The massive Battersea Power Station once generated power for a large portion of London, but now the abandoned complex just provides headaches for developers.
Construction on the gigantic building began in 1929 after a great deal of public outcry. The community surrounding the massive build site was concerned that the proposed power station would simply become a smoke-belching eyesore. These concerns were addressed with the installation of a scrubbing system which removed a great deal of the polluting smoke from the emissions, and the appearance of the building was given over to a famed industrial designer. This focus on the complex’s design led to the famed Art Deco lines and unmistakable quartet of white smokestacks which make up the exterior of the building. Structurally, the station was built as two identical coal-burning facilities fashioned in the “brick cathedral” style. In fact, the power station remains the largest brick building in England.

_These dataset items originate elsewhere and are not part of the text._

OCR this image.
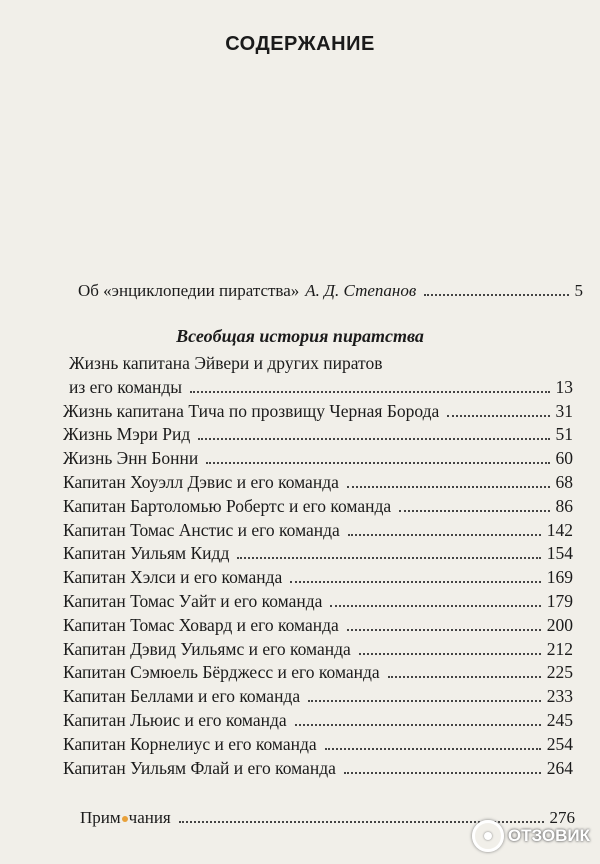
СОДЕРЖАНИЕ
Об «энциклопедии пиратства» А. Д. Степанов	5
Всеобщая история пиратства
Жизнь капитана Эйвери и других пиратов
из его команды	13
Жизнь капитана Тича по прозвищу Черная Борода	31
Жизнь Мэри Рид	51
Жизнь Энн Бонни	60
Капитан Хоуэлл Дэвис и его команда	68
Капитан Бартоломью Робертс и его команда	86
Капитан Томас Анстис и его команда	142
Капитан Уильям Кидд	154
Капитан Хэлси и его команда	169
Капитан Томас Уайт и его команда	179
Капитан Томас Ховард и его команда	200
Капитан Дэвид Уильямс и его команда	212
Капитан Сэмюель Бёрджесс и его команда	225
Капитан Беллами и его команда	233
Капитан Льюис и его команда	245
Капитан Корнелиус и его команда	254
Капитан Уильям Флай и его команда	264
Прим чания	276
ОТЗОВИК
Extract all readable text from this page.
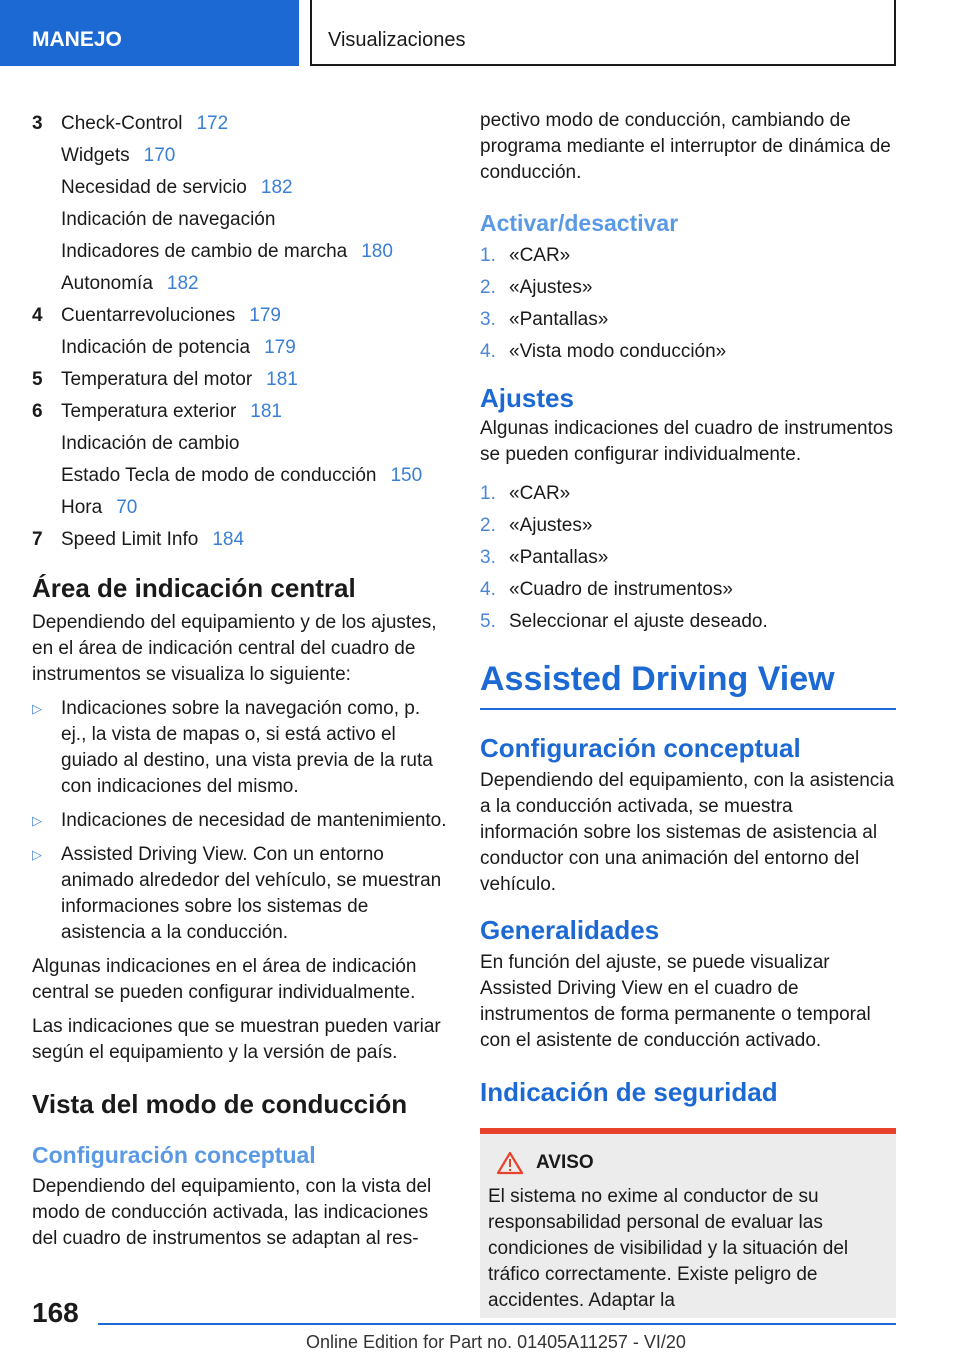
MANEJO	Visualizaciones
3 Check-Control 172
Widgets 170
Necesidad de servicio 182
Indicación de navegación
Indicadores de cambio de marcha 180
Autonomía 182
4 Cuentarrevoluciones 179
Indicación de potencia 179
5 Temperatura del motor 181
6 Temperatura exterior 181
Indicación de cambio
Estado Tecla de modo de conducción 150
Hora 70
7 Speed Limit Info 184
Área de indicación central

Dependiendo del equipamiento y de los ajustes, en el área de indicación central del cuadro de instrumentos se visualiza lo siguiente:

▷	Indicaciones sobre la navegación como, p. ej., la vista de mapas o, si está activo el guiado al destino, una vista previa de la ruta con indicaciones del mismo.
▷	Indicaciones de necesidad de mantenimiento.
▷	Assisted Driving View. Con un entorno animado alrededor del vehículo, se muestran informaciones sobre los sistemas de asistencia a la conducción.

Algunas indicaciones en el área de indicación central se pueden configurar individualmente.

Las indicaciones que se muestran pueden variar según el equipamiento y la versión de país.

Vista del modo de conducción
Configuración conceptual

Dependiendo del equipamiento, con la vista del modo de conducción activada, las indicaciones del cuadro de instrumentos se adaptan al res-

pectivo modo de conducción, cambiando de programa mediante el interruptor de dinámica de conducción.

Activar/desactivar
1. «CAR»
2. «Ajustes»
3. «Pantallas»
4. «Vista modo conducción»
Ajustes

Algunas indicaciones del cuadro de instrumentos se pueden configurar individualmente.

1. «CAR»
2. «Ajustes»
3. «Pantallas»
4. «Cuadro de instrumentos»
5. Seleccionar el ajuste deseado.
Assisted Driving View
Configuración conceptual

Dependiendo del equipamiento, con la asistencia a la conducción activada, se muestra información sobre los sistemas de asistencia al conductor con una animación del entorno del vehículo.

Generalidades

En función del ajuste, se puede visualizar Assisted Driving View en el cuadro de instrumentos de forma permanente o temporal con el asistente de conducción activado.

Indicación de seguridad
AVISO

El sistema no exime al conductor de su responsabilidad personal de evaluar las condiciones de visibilidad y la situación del tráfico correctamente. Existe peligro de accidentes. Adaptar la

168
Online Edition for Part no. 01405A11257 - VI/20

The coal-powered stations provided the city of London with power for over 30 years, but by 1983, both of the facilities had ceased operation and the complex was abandoned. With the building idle, talk of demolishing the site quickly began. Luckily, the power station had become an icon in pop culture thanks to its prominent appearance in a number of media from the Beatles film Help! to the cover of Pink Floyd’s album Animals. With the culture’s eye on the site, it was able to escape destruction a number of times over the years as the building passed from owner to owner, the target of countless projects which would never see completion. Each new owner had a new vision for the abandoned complex from converting it into a theme park to building an eco-dome within its walls, but each and every one ran into some difficulty.
Currently the site is owned by a group of investors who are turning the empty complex into housing units, offices (including Apple’s headquarters), shops, and restaurants.
The Battersea Power Station was also recently recognized by the World Monuments Fund as a site in need of protection and this, hopefully, will power some progress in any revitalization efforts.